Giuseppina Torregrossa CORTILE NOSTALGIA
Avevamo apprezzato Giuseppina Torregrossa ai tempi di “Panza e Prisenza” (2013) piccolo gioiellino noir imbevuto di quella sicilianità della quale va giustamente fiera la scrittrice palermitana e che ribadisce a ogni piè sospinto. La ribadisce anche in questo nuovo libro “Cortile Nostalgia” ambientato a Palermo (rione Albergheria) nel lasso di tempo che va dalla nascita del protagonista nell’immediato dopoguerra, al 1978 anno della agognata e raggiunta maggiore età della figlia nata nel 1960. La storia è quella piuttosto triste della famiglia medio borghese Mancuso: lui, carabiniere integerrimo, ligio al dovere e dalla mentalità un pò ottusa oltre che retrograda, Melina, la moglie, sposa bambina senza amore, dedita interamente alla gestione casalinga e apparentemente senza sentimenti, e Maruzza la figlia incompresa e infelice della coppia. Nel descrivere tormenti e sentimenti del terzetto, Torregrossa scava nell’incomunicabilità dei tre personaggi che non riescono a “trovarsi” nell’aridità delle reciproche incomprensioni.
L’autrice prova anche a situare storicamente la vicenda ma l’obiettivo è colpito solo di striscio e gli avvenimenti storici sono appena accennati. Certo, c’è tutto; dal governo Tambroni all’assassinio di Aldo Moro proprio nell’anno in cui Maruzza, diventata maggiorenne, si affrancherà dalle pastoie genitoriali, passando per il ’68 (il carabiniere Mancuso, di stanza a Roma, partecipa alla Battaglia di Valle Giulia restandone ferito), il movimento femminista, il terrorismo, l’avvento delle droghe, il problema dell’aborto, la mafia che agisce nel quartiere, e un’immigrazione ante litteram poiché il rione è abitato e vissuto da extracomunitari di varie etnìe fin dagli anni sessanta, ma tutto questo rimane solo la scenografia davanti alla quale si muovono i tre protagonisti. Belle le femminili figure di contorno: l’estroversa zia Ninetta, la suora da strada Antonella e la saggia migrante Mamma Africa, che contrastano, con le loro serenità raggiunte, le tristezze e i rovelli dei tre personaggi principali.

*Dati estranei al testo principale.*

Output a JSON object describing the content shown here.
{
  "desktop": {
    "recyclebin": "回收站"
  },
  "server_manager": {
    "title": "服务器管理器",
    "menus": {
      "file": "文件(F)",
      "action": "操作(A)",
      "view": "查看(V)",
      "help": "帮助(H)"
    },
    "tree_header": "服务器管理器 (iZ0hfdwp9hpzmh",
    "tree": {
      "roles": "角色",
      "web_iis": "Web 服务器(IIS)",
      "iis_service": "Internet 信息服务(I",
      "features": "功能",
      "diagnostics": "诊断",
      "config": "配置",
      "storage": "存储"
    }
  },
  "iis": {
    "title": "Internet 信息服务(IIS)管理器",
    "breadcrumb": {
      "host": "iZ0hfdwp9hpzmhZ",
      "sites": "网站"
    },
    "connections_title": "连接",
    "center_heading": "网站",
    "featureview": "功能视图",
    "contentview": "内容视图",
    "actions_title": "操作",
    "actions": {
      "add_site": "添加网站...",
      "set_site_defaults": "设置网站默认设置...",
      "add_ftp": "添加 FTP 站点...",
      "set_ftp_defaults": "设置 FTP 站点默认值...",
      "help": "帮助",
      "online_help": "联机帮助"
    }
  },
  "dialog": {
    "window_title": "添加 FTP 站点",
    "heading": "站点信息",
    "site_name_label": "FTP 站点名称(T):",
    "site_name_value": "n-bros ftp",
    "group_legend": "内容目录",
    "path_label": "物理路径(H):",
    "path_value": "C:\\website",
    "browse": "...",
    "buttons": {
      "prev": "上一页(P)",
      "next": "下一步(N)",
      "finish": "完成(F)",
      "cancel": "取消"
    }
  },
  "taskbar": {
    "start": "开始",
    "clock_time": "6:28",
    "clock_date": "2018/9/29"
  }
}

Purtroppo della leggendaria “magia delle sette fate” accennata nelle prime pagine, dovuta, forse, alle presenze africane femminili che si muovono nel quartiere, non si avverte la presenza, e anche la Palermo tanto amata dall’autrice (foto a destra), benché raffigurata come esempio di accoglienza e di convivenza pacifica tra gli uomini, è relegata nel ristretto spazio di un rione e non viene fuori nella sua poliedrica multiformità e bellezza. I due protagonisti, che alla fine della storia hanno meno di quarant’anni, sono descritti come anziani (anche fisicamente) senza più speranze, anche se nel finale, che non raccontiamo, un positivo barlume di vita nuova sembra apparire all’orizzonte sia per loro che per la figlia Maruzza che grazie alla suora Antonella troverà una sua strada che scopriremo nelle ultimissime pagine. Il tutto è un po’ troppo accademico, stereotipato e senza sussulti anche se di piacevole fattura e lettura, pur cadendo alcune volte nello zuccheroso. Un romanzo semplice e lineare che piacerà non poco agli estimatori di Elena Ferrante e che, visto il buon impianto narrativo, si presta ottimamente a una possibile trasposizione sul grande schermo.